Afghanistan-Abschiebeflug: Nehammer und die Angst vor der FPÖ
Ende Juni wurde die 13-jährige Leonie mit einer Überdosis Drogen ruhig gestellt, vergewaltigt und dann in Wien auf der Straße abgelegt. Die - inzwischen verurteilten - Täter: Drei Afghanen. Lautstark wurde in Österreich nach Konsequenzen gerufen. Innenminister war damals Karl Nehammer (ÖVP), der einige Monate später zum Kanzler wurde.
Klenk: Abschiebungen aus politischen Kalkül
Falter-Chefredakteur Florian Klenk spricht im Interview mit PULS 24 über die geplanten Abschiebungen.
Abschieben gegen FPÖ-Stimmengewinn
Politisch kam der Mord an Leonie - zusätzlich zum Rücktritt von Ex-Kanzler Sebastian Kurz und der Corona-Pandemie - vor allem einer Partei zugute: Die FPÖ war am Erstarken. Bei der ÖVP schrillten die Alarmglocken, der Innenminister wollte Stärke zeigen. Seine Idee: Straffällige Afghanen abschieben.

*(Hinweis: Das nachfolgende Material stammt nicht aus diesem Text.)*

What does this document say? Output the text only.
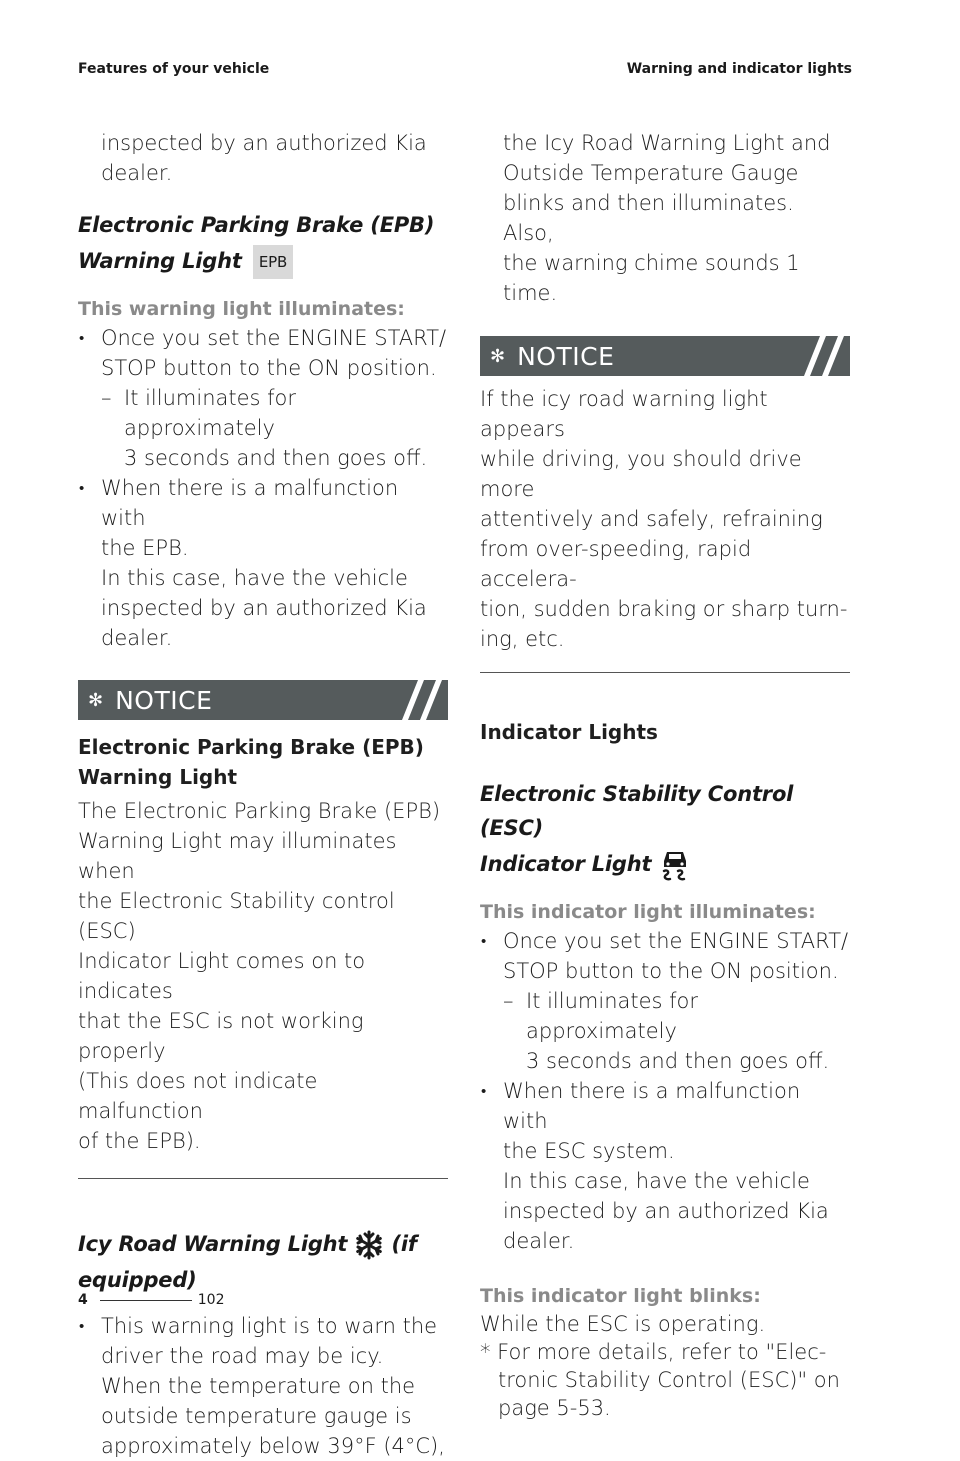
Features of your vehicle	Warning and indicator lights

inspected by an authorized Kia

dealer.

Electronic Parking Brake (EPB)
Warning Light EPB
This warning light illuminates:
• Once you set the ENGINE START/
STOP button to the ON position.
– It illuminates for approximately
3 seconds and then goes off.
• When there is a malfunction with
the EPB.
In this case, have the vehicle
inspected by an authorized Kia
dealer.
✻ NOTICE
Electronic Parking Brake (EPB)
Warning Light
The Electronic Parking Brake (EPB)
Warning Light may illuminates when
the Electronic Stability control (ESC)
Indicator Light comes on to indicates
that the ESC is not working properly
(This does not indicate malfunction
of the EPB).
Icy Road Warning Light (if
equipped)
• This warning light is to warn the
driver the road may be icy.
When the temperature on the
outside temperature gauge is
approximately below 39°F (4°C),
the Icy Road Warning Light and
Outside Temperature Gauge
blinks and then illuminates. Also,
the warning chime sounds 1 time.
✻ NOTICE
If the icy road warning light appears
while driving, you should drive more
attentively and safely, refraining
from over-speeding, rapid accelera-
tion, sudden braking or sharp turn-
ing, etc.
Indicator Lights
Electronic Stability Control (ESC)
Indicator Light
This indicator light illuminates:
• Once you set the ENGINE START/
STOP button to the ON position.
– It illuminates for approximately
3 seconds and then goes off.
• When there is a malfunction with
the ESC system.
In this case, have the vehicle
inspected by an authorized Kia
dealer.
This indicator light blinks:
While the ESC is operating.
* For more details, refer to "Elec-
tronic Stability Control (ESC)" on
page 5-53.
4	102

Das geht aus Unterlagen der deutschen und österreichischen Ministerien "nur für den Dienstgebrauch" hervor, die NDR, WDR, "Süddeutscher Zeitung" und "Falter" vorliegen. Die deutsche Botschaft in Wien erfuhr demnach "aus einem ÖVP-geführten Ressort", "dass an eine demonstrative Abschiebung einer größeren Zahl von Afghanen per Charter Flug gedacht werde, wobei damals eine Provokation des grünen Koalitionspartners wohl bewusst in Kauf genommen werden sollte", wie der "Falter" schreibt.
"Druck" aus Österreich
Die afghanische Regierung verweigerte zu diesem Zeitpunkt wegen der Bedrohung durch die Taliban bereits Abschiebungen ins Land. Deutschland intervenierte auf Wunsch Österreichs in Kabul. In Wien, so die Deutschen, übe man "großen Druck" auf Ministerebene aus, schreibt die "Tagesschau". In Afghanistan wollte man schließlich für einen Flug eine Ausnahme machen. Die Voraussetzung: Nur Schwerstverbrecher dürften an Bord sein und die Aktion müsste "maximal diskret abgewickelt" werden.
In Deutschland organisierte man also einen Sonderflug für 3. August. Die Aktion sollte einen sechsstelligen Betrag kosten, 32 Beamte inklusive Arzt und Dolmetscher sollten an Bord sein. Worum es Nehammer wirklich ging, zeigt ein Aktenvermerk. Er wolle "innenpolitischen Druck" abwenden, man sorgte sich um eine "erstarkende FPÖ". Die ÖVP habe nur "engen politischen Spielraum".
Afghanistan-Abschiebung offensichtlich unzulässig
Wilfried Embacher, Anwalt für Fremden- und Asylrecht, spricht im PULS 24 Interview über die rechtliche Grundlage dieser Abschiebungen.
Notbremsung in letzter Minute
Am Flughafen in München trafen auch wirklich sechs afghanische verurteilte Straftäter aus deutschen Bundesländern ein. Das Flugzeug hob aber nie ab. Deutschlands Polizei stoppe das Abheben Minuten vor dem Start. In Kabul könne man die Sicherheit der Rückzuführenden nicht garantieren. Selbst wenn der Flug zustande gekommen wäre: In Wien wollte man zwei Afghanen an Bord bringen. Bei einem der Schubhäftlinge hatte sich das Menschenrechtsgericht per Eilverfügung eingeschaltet und die Abschiebung verboten. Es drohe "unwiederbringlicher Schaden".
Auch der deutsche Botschafter in Kabul schrieb in die Heimat: "Ich verstehe die innenpolitische Gemengelage gerade in Wahlkampfzeiten und sehe die Dilemmata und Zwänge", aber "ich werde auch in Zukunft die Sicherheitslage vor Ort so einsteuern, wie sie tatsächlich ist und zwar unabhängig davon, was in irgendwelchen Tickern berichtet oder (noch) nicht berichtet wird". Er müsse seine Verantwortung wahrnehmen.
Zusammenfassung
- Ein Mord in Österreich und seine Folgen: Im August 2021, die Taliban standen vor der Eroberung Kabuls, organisierte der damalige Innenminister Karl Nehammer in Deutschland einen Flieger, um Afghanen abzuschieben.
- Aus Sorge vor dem Erstarken der FPÖ, wie nun mehrere Medien aus internen deutschen Ministeriums-Dokumenten erfuhren.